Every long-running service declares its own Docker healthcheck (Qdrant probes its port via bash//dev/tcp since its image ships no HTTP client; the rest hit /healthz-style endpoints), and startup ordering is gated on condition: service_healthy instead of fixed sleeps. So the script's health check gets a true signal from the whole stack, and the model pullers wait for Ollama to actually be serving before they run.
Midnight's system prompt assumes the model will hallucinate if allowed to. Every question has to go through a tool call.
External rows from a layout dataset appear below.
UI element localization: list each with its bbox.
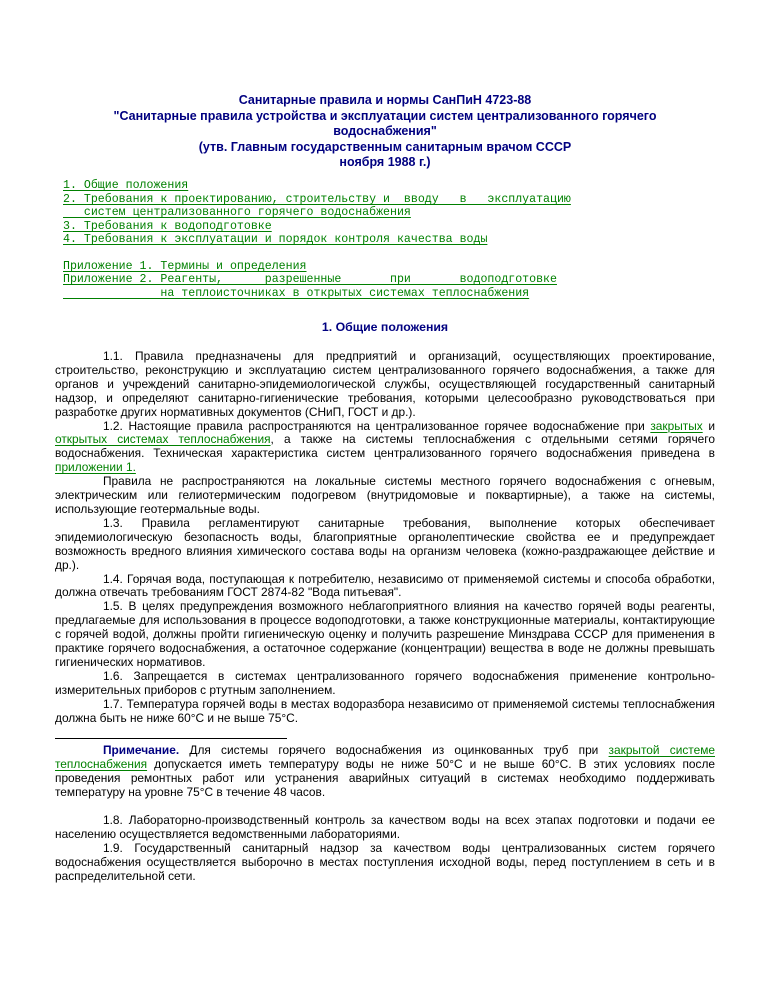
link-closed-systems[interactable]: закрытых [650,418,703,433]
paragraph-1-5: 1.5. В целях предупреждения возможного неблагоприятного влияния на качество горячей воды реагенты, предлагаемые для использования в процессе водоподготовки, а также конструкционные материалы, контактирующие с горячей водой, должны пройти гигиеническую оценку и получить разрешение Минздрава СССР для применения в практике горячего водоснабжения, а остаточное содержание (концентрации) вещества в воде не должны превышать гигиенических нормативов. [55,599,715,669]
section-body-continued [55,814,715,884]
paragraph-1-4: 1.4. Горячая вода, поступающая к потребителю, независимо от применяемой системы и способа обработки, должна отвечать требованиям ГОСТ 2874-82 "Вода питьевая". [55,571,715,600]
title-line: (утв. Главным государственным санитарным врачом СССР [198,139,572,154]
title-line: водоснабжения" [333,124,437,138]
note-block [55,744,715,800]
toc-link-section-4[interactable]: 4. Требования к эксплуатации и порядок контроля качества воды [63,233,488,246]
link-appendix-1[interactable]: приложении 1. [55,460,136,475]
title-line: "Санитарные правила устройства и эксплуатации систем централизованного горячего [113,108,657,123]
paragraph-1-6: 1.6. Запрещается в системах централизованного горячего водоснабжения применение контрольно-измерительных приборов с ртутным заполнением. [55,668,715,697]
paragraph-1-7: 1.7. Температура горячей воды в местах водоразбора независимо от применяемой системы теплоснабжения должна быть не ниже 60°С и не выше 75°С. [55,696,715,725]
toc-link-appendix-2-cont[interactable]: на теплоисточниках в открытых системах теплоснабжения [63,287,530,300]
toc-link-section-3[interactable]: 3. Требования к водоподготовке [63,220,272,233]
paragraph-1-8: 1.8. Лабораторно-производственный контроль за качеством воды на всех этапах подготовки и подачи ее населению осуществляется ведомственными лабораториями. [55,813,715,841]
paragraph-1-3: 1.3. Правила регламентируют санитарные требования, выполнение которых обеспечивает эпидемиологическую безопасность воды, благоприятные органолептические свойства ее и предупреждает возможность вредного влияния химического состава воды на организм человека (кожно-раздражающее действие и др.). [55,515,715,572]
footnote-divider [55,738,287,739]
toc-link-appendix-2[interactable]: Приложение 2. Реагенты, разрешенные при водоподготовке [63,273,557,286]
document-title [55,93,715,171]
paragraph-1-9: 1.9. Государственный санитарный надзор за качеством воды централизованных систем горячего водоснабжения осуществляется выборочно в местах поступления исходной воды, перед поступлением в сеть и в распределительной сети. [55,840,715,883]
paragraph-1-2: 1.2. Настоящие правила распространяются на централизованное горячее водоснабжение при закрытых и открытых системах теплоснабжения, а также на системы теплоснабжения с отдельными сетями горячего водоснабжения. Техническая характеристика систем централизованного горячего водоснабжения приведена в приложении 1. [55,418,715,475]
note-paragraph: Примечание. Для системы горячего водоснабжения из оцинкованных труб при закрытой системе теплоснабжения допускается иметь температуру воды не ниже 50°С и не выше 60°С. В этих условиях после проведения ремонтных работ или устранения аварийных ситуаций в системах необходимо поддерживать температуру на уровне 75°С в течение 48 часов. [55,743,716,799]
toc-link-section-2[interactable]: 2. Требования к проектированию, строительству и вводу в эксплуатацию [63,193,571,206]
title-line: ноября 1988 г.) [339,155,431,169]
section-body [55,350,715,725]
section-heading: 1. Общие положения [321,320,449,334]
link-open-systems[interactable]: открытых системах теплоснабжения [55,432,271,447]
toc-link-section-1[interactable]: 1. Общие положения [63,179,189,192]
title-line: Санитарные правила и нормы СанПиН 4723-88 [238,93,532,107]
paragraph-1-2-note: Правила не распространяются на локальные системы местного горячего водоснабжения с огневым, электрическим или гелиотермическим подогревом (внутридомовые и поквартирные), а также на системы, использующие геотермальные воды. [55,474,715,516]
link-closed-heat-system[interactable]: закрытой системе теплоснабжения [55,743,716,771]
paragraph-1-1: 1.1. Правила предназначены для предприятий и организаций, осуществляющих проектирование, строительство, реконструкцию и эксплуатацию систем централизованного горячего водоснабжения, а также для органов и учреждений санитарно-эпидемиологической службы, осуществляющей государственный санитарный надзор, и определяют санитарно-гигиенические требования, которыми целесообразно руководствоваться при разработке других нормативных документов (СНиП, ГОСТ и др.). [55,349,715,419]
toc-link-appendix-1[interactable]: Приложение 1. Термины и определения [63,260,307,273]
note-label: Примечание. [103,743,180,757]
toc-link-section-2-cont[interactable]: систем централизованного горячего водоснабжения [63,206,411,219]
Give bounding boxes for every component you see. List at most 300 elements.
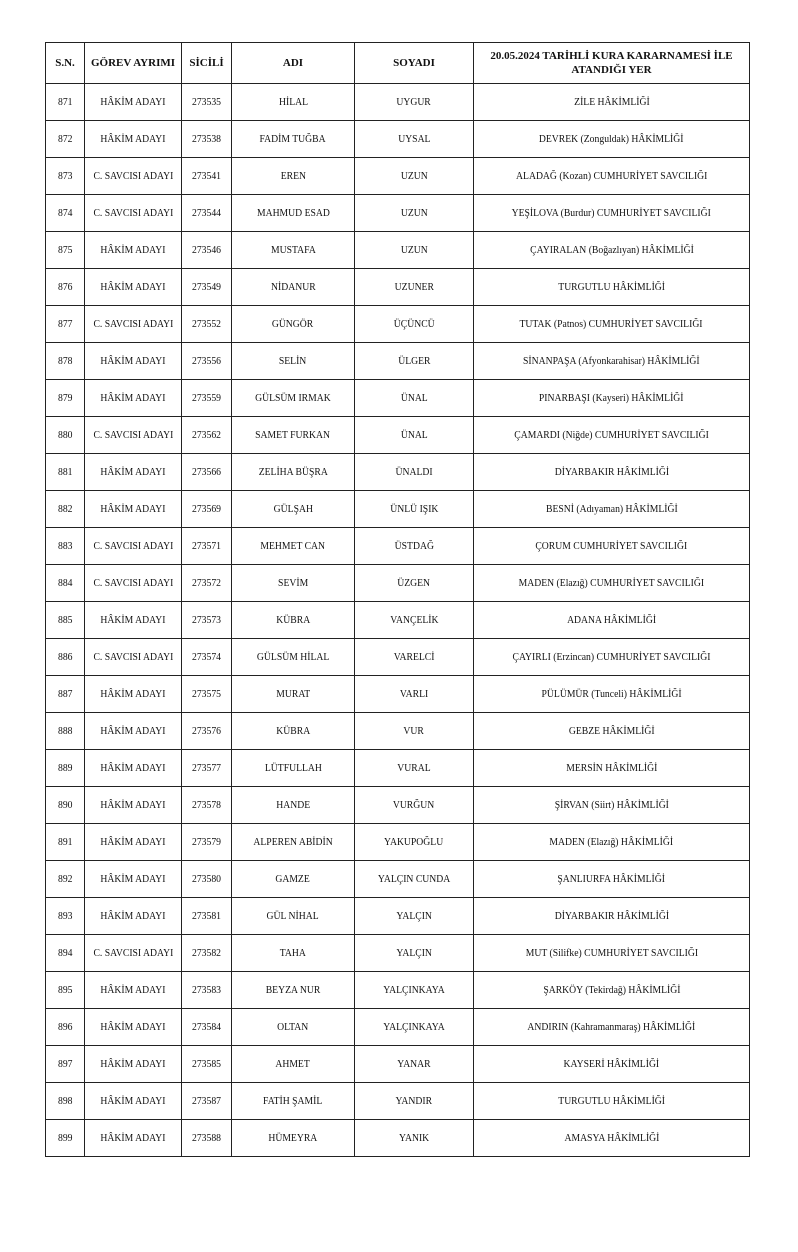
cell-atandigi-yer (474, 565, 750, 602)
cell-atandigi-yer-text: PÜLÜMÜR (Tunceli) HÂKİMLİĞİ (541, 687, 682, 700)
cell-adi-text: GÜNGÖR (272, 317, 314, 330)
cell-sicili (182, 121, 232, 158)
cell-atandigi-yer-text: MADEN (Elazığ) CUMHURİYET SAVCILIĞI (518, 576, 705, 589)
cell-soyadi-text: VARLI (399, 687, 429, 700)
cell-soyadi (355, 84, 474, 121)
table-row (46, 861, 750, 898)
cell-atandigi-yer (474, 491, 750, 528)
cell-adi (232, 1046, 355, 1083)
cell-soyadi-text: UYSAL (397, 132, 431, 145)
cell-soyadi-text: YANAR (397, 1057, 431, 1070)
cell-sicili-text: 273559 (191, 391, 222, 404)
cell-soyadi (355, 1046, 474, 1083)
cell-sn-text: 879 (57, 391, 73, 404)
cell-soyadi (355, 750, 474, 787)
cell-sicili (182, 528, 232, 565)
cell-sicili-text: 273583 (191, 983, 222, 996)
table-row (46, 1009, 750, 1046)
cell-sn (46, 158, 85, 195)
cell-adi (232, 935, 355, 972)
cell-gorev-ayrimi-text: C. SAVCISI ADAYI (93, 169, 173, 182)
cell-atandigi-yer-text: DİYARBAKIR HÂKİMLİĞİ (554, 465, 669, 478)
cell-adi (232, 1083, 355, 1120)
cell-sicili-text: 273585 (191, 1057, 222, 1070)
cell-adi (232, 565, 355, 602)
cell-sn-text: 883 (57, 539, 73, 552)
cell-adi (232, 787, 355, 824)
cell-soyadi (355, 195, 474, 232)
table-row (46, 417, 750, 454)
cell-sn-text: 875 (57, 243, 73, 256)
cell-sn-text: 891 (57, 835, 73, 848)
table-row (46, 824, 750, 861)
cell-adi (232, 232, 355, 269)
cell-atandigi-yer (474, 750, 750, 787)
cell-sn (46, 380, 85, 417)
cell-adi (232, 195, 355, 232)
cell-sicili (182, 343, 232, 380)
cell-atandigi-yer-text: TURGUTLU HÂKİMLİĞİ (558, 280, 665, 293)
cell-sn-text: 898 (57, 1094, 73, 1107)
cell-soyadi-text: ÜNALDI (395, 465, 433, 478)
cell-sn (46, 454, 85, 491)
cell-sn (46, 306, 85, 343)
cell-gorev-ayrimi-text: HÂKİM ADAYI (100, 1020, 166, 1033)
cell-sicili-text: 273546 (191, 243, 222, 256)
cell-sn-text: 888 (57, 724, 73, 737)
cell-sicili (182, 639, 232, 676)
cell-soyadi-text: ÜLGER (397, 354, 431, 367)
cell-sn (46, 972, 85, 1009)
cell-atandigi-yer-text: DİYARBAKIR HÂKİMLİĞİ (554, 909, 669, 922)
cell-atandigi-yer (474, 417, 750, 454)
cell-sn (46, 935, 85, 972)
cell-soyadi (355, 1083, 474, 1120)
cell-atandigi-yer-text: TURGUTLU HÂKİMLİĞİ (558, 1094, 665, 1107)
cell-adi-text: KÜBRA (276, 724, 310, 737)
table-row (46, 232, 750, 269)
cell-soyadi-text: UZUN (400, 206, 428, 219)
cell-sicili (182, 861, 232, 898)
cell-soyadi-text: VUR (403, 724, 425, 737)
cell-soyadi-text: VURAL (397, 761, 431, 774)
cell-sn-text: 893 (57, 909, 73, 922)
cell-atandigi-yer-text: MERSİN HÂKİMLİĞİ (565, 761, 658, 774)
cell-gorev-ayrimi (85, 158, 182, 195)
table-row (46, 639, 750, 676)
appointment-table (45, 42, 750, 1157)
cell-adi (232, 417, 355, 454)
cell-sn (46, 861, 85, 898)
cell-gorev-ayrimi-text: HÂKİM ADAYI (100, 132, 166, 145)
cell-atandigi-yer (474, 528, 750, 565)
cell-sicili-text: 273587 (191, 1094, 222, 1107)
cell-soyadi-text: VARELCİ (393, 650, 435, 663)
cell-sicili-text: 273588 (191, 1131, 222, 1144)
cell-atandigi-yer (474, 602, 750, 639)
cell-gorev-ayrimi (85, 417, 182, 454)
cell-sicili-text: 273549 (191, 280, 222, 293)
cell-atandigi-yer-text: ŞİRVAN (Siirt) HÂKİMLİĞİ (554, 798, 669, 811)
cell-atandigi-yer-text: ANDIRIN (Kahramanmaraş) HÂKİMLİĞİ (527, 1020, 696, 1033)
cell-sn-text: 892 (57, 872, 73, 885)
cell-sn-text: 873 (57, 169, 73, 182)
cell-atandigi-yer-text: BESNİ (Adıyaman) HÂKİMLİĞİ (545, 502, 678, 515)
table-row (46, 1083, 750, 1120)
cell-gorev-ayrimi-text: C. SAVCISI ADAYI (93, 428, 173, 441)
cell-gorev-ayrimi (85, 121, 182, 158)
cell-adi (232, 491, 355, 528)
cell-adi-text: GÜL NİHAL (266, 909, 320, 922)
cell-gorev-ayrimi-text: C. SAVCISI ADAYI (93, 206, 173, 219)
cell-gorev-ayrimi (85, 380, 182, 417)
cell-atandigi-yer (474, 269, 750, 306)
cell-gorev-ayrimi (85, 565, 182, 602)
cell-atandigi-yer-text: AMASYA HÂKİMLİĞİ (564, 1131, 659, 1144)
cell-sicili-text: 273573 (191, 613, 222, 626)
cell-sicili-text: 273584 (191, 1020, 222, 1033)
cell-sicili (182, 898, 232, 935)
cell-sicili-text: 273535 (191, 95, 222, 108)
cell-atandigi-yer (474, 1083, 750, 1120)
cell-sn-text: 877 (57, 317, 73, 330)
table-row (46, 121, 750, 158)
cell-gorev-ayrimi (85, 713, 182, 750)
cell-sicili (182, 750, 232, 787)
cell-sn (46, 1009, 85, 1046)
cell-soyadi (355, 417, 474, 454)
cell-soyadi (355, 528, 474, 565)
cell-adi-text: MURAT (276, 687, 310, 700)
table-row (46, 343, 750, 380)
cell-soyadi-text: UZUN (400, 243, 428, 256)
cell-sn-text: 882 (57, 502, 73, 515)
cell-adi (232, 1009, 355, 1046)
cell-sn (46, 824, 85, 861)
cell-adi-text: LÜTFULLAH (264, 761, 322, 774)
cell-gorev-ayrimi-text: HÂKİM ADAYI (100, 95, 166, 108)
cell-atandigi-yer-text: ÇAYIRLI (Erzincan) CUMHURİYET SAVCILIĞI (512, 650, 711, 663)
cell-adi (232, 306, 355, 343)
cell-adi-text: KÜBRA (276, 613, 310, 626)
cell-soyadi (355, 639, 474, 676)
cell-atandigi-yer (474, 935, 750, 972)
cell-adi-text: NİDANUR (270, 280, 316, 293)
cell-sicili-text: 273581 (191, 909, 222, 922)
cell-soyadi (355, 158, 474, 195)
cell-soyadi (355, 787, 474, 824)
cell-atandigi-yer-text: ÇAYIRALAN (Boğazlıyan) HÂKİMLİĞİ (529, 243, 694, 256)
table-row (46, 195, 750, 232)
cell-adi (232, 750, 355, 787)
cell-adi (232, 713, 355, 750)
cell-sn-text: 896 (57, 1020, 73, 1033)
cell-atandigi-yer (474, 713, 750, 750)
cell-atandigi-yer-text: ÇAMARDI (Niğde) CUMHURİYET SAVCILIĞI (514, 428, 709, 441)
cell-adi-text: MEHMET CAN (260, 539, 326, 552)
cell-sn-text: 880 (57, 428, 73, 441)
cell-atandigi-yer-text: KAYSERİ HÂKİMLİĞİ (563, 1057, 660, 1070)
cell-soyadi (355, 824, 474, 861)
cell-soyadi (355, 1120, 474, 1157)
header-sicili: SİCİLİ (182, 43, 232, 84)
cell-gorev-ayrimi-text: HÂKİM ADAYI (100, 687, 166, 700)
cell-adi-text: EREN (280, 169, 306, 182)
cell-sicili (182, 602, 232, 639)
cell-gorev-ayrimi-text: HÂKİM ADAYI (100, 909, 166, 922)
cell-sicili-text: 273566 (191, 465, 222, 478)
cell-sn-text: 887 (57, 687, 73, 700)
cell-soyadi-text: ÜZGEN (397, 576, 431, 589)
cell-adi (232, 269, 355, 306)
header-soyadi: SOYADI (355, 43, 474, 84)
cell-sicili (182, 269, 232, 306)
cell-gorev-ayrimi-text: HÂKİM ADAYI (100, 391, 166, 404)
cell-soyadi (355, 1009, 474, 1046)
cell-sicili (182, 491, 232, 528)
cell-soyadi (355, 121, 474, 158)
cell-sicili (182, 1120, 232, 1157)
cell-adi-text: ZELİHA BÜŞRA (258, 465, 328, 478)
cell-soyadi (355, 676, 474, 713)
cell-atandigi-yer (474, 158, 750, 195)
cell-atandigi-yer-text: ŞARKÖY (Tekirdağ) HÂKİMLİĞİ (542, 983, 681, 996)
cell-sicili-text: 273562 (191, 428, 222, 441)
cell-adi-text: TAHA (279, 946, 307, 959)
cell-gorev-ayrimi (85, 269, 182, 306)
cell-atandigi-yer (474, 676, 750, 713)
cell-gorev-ayrimi-text: HÂKİM ADAYI (100, 502, 166, 515)
cell-gorev-ayrimi (85, 898, 182, 935)
cell-gorev-ayrimi (85, 454, 182, 491)
cell-sicili (182, 417, 232, 454)
cell-soyadi (355, 861, 474, 898)
cell-sn-text: 872 (57, 132, 73, 145)
cell-adi (232, 158, 355, 195)
cell-adi (232, 84, 355, 121)
cell-soyadi-text: YALÇIN CUNDA (377, 872, 451, 885)
cell-sicili-text: 273579 (191, 835, 222, 848)
cell-soyadi (355, 491, 474, 528)
cell-gorev-ayrimi (85, 861, 182, 898)
cell-sn-text: 881 (57, 465, 73, 478)
table-row (46, 380, 750, 417)
cell-gorev-ayrimi (85, 972, 182, 1009)
cell-gorev-ayrimi (85, 1046, 182, 1083)
cell-soyadi-text: UYGUR (396, 95, 432, 108)
cell-atandigi-yer (474, 232, 750, 269)
cell-sn (46, 1046, 85, 1083)
cell-sicili-text: 273574 (191, 650, 222, 663)
cell-soyadi-text: YALÇIN (396, 909, 432, 922)
cell-soyadi (355, 898, 474, 935)
cell-gorev-ayrimi (85, 824, 182, 861)
cell-atandigi-yer-text: GEBZE HÂKİMLİĞİ (568, 724, 655, 737)
cell-adi (232, 639, 355, 676)
cell-gorev-ayrimi (85, 195, 182, 232)
cell-soyadi (355, 343, 474, 380)
cell-sn (46, 1120, 85, 1157)
cell-sn (46, 898, 85, 935)
cell-soyadi (355, 380, 474, 417)
cell-atandigi-yer-text: TUTAK (Patnos) CUMHURİYET SAVCILIĞI (519, 317, 704, 330)
cell-gorev-ayrimi-text: C. SAVCISI ADAYI (93, 317, 173, 330)
cell-adi-text: MUSTAFA (270, 243, 316, 256)
cell-adi-text: MAHMUD ESAD (256, 206, 330, 219)
cell-adi-text: HANDE (276, 798, 310, 811)
cell-gorev-ayrimi-text: C. SAVCISI ADAYI (93, 539, 173, 552)
cell-sicili (182, 306, 232, 343)
cell-gorev-ayrimi-text: HÂKİM ADAYI (100, 354, 166, 367)
cell-adi (232, 898, 355, 935)
cell-gorev-ayrimi (85, 676, 182, 713)
cell-gorev-ayrimi (85, 750, 182, 787)
cell-sn-text: 889 (57, 761, 73, 774)
cell-soyadi-text: YALÇIN (396, 946, 432, 959)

The prompt explicitly bans answering from model knowledge when a tool could answer instead. It normalizes curly quotes in input and uses RAG against MIDNIGHT_REFERENCE.md to pick the right tool. Trade-off: Midnight is occasionally too strict and refuses things it could reasonably answer. Better than made-up movie titles.
Ollama runs all LLM inference on the NVIDIA GPU at hardware speed β no API costs, no rate limits, nothing leaving the box. OpenWebUI runs the :cuda image so its RAG side (embeddings, reranking, Whisper STT) is GPU-accelerated too; it does not run LLM inference itself β that's Ollama's job. Both reserve the GPU in the compose file (the plain :latest OpenWebUI image is CPU-only and would silently ignore the reservation).
Version history and evolution in CHANGELOG.md.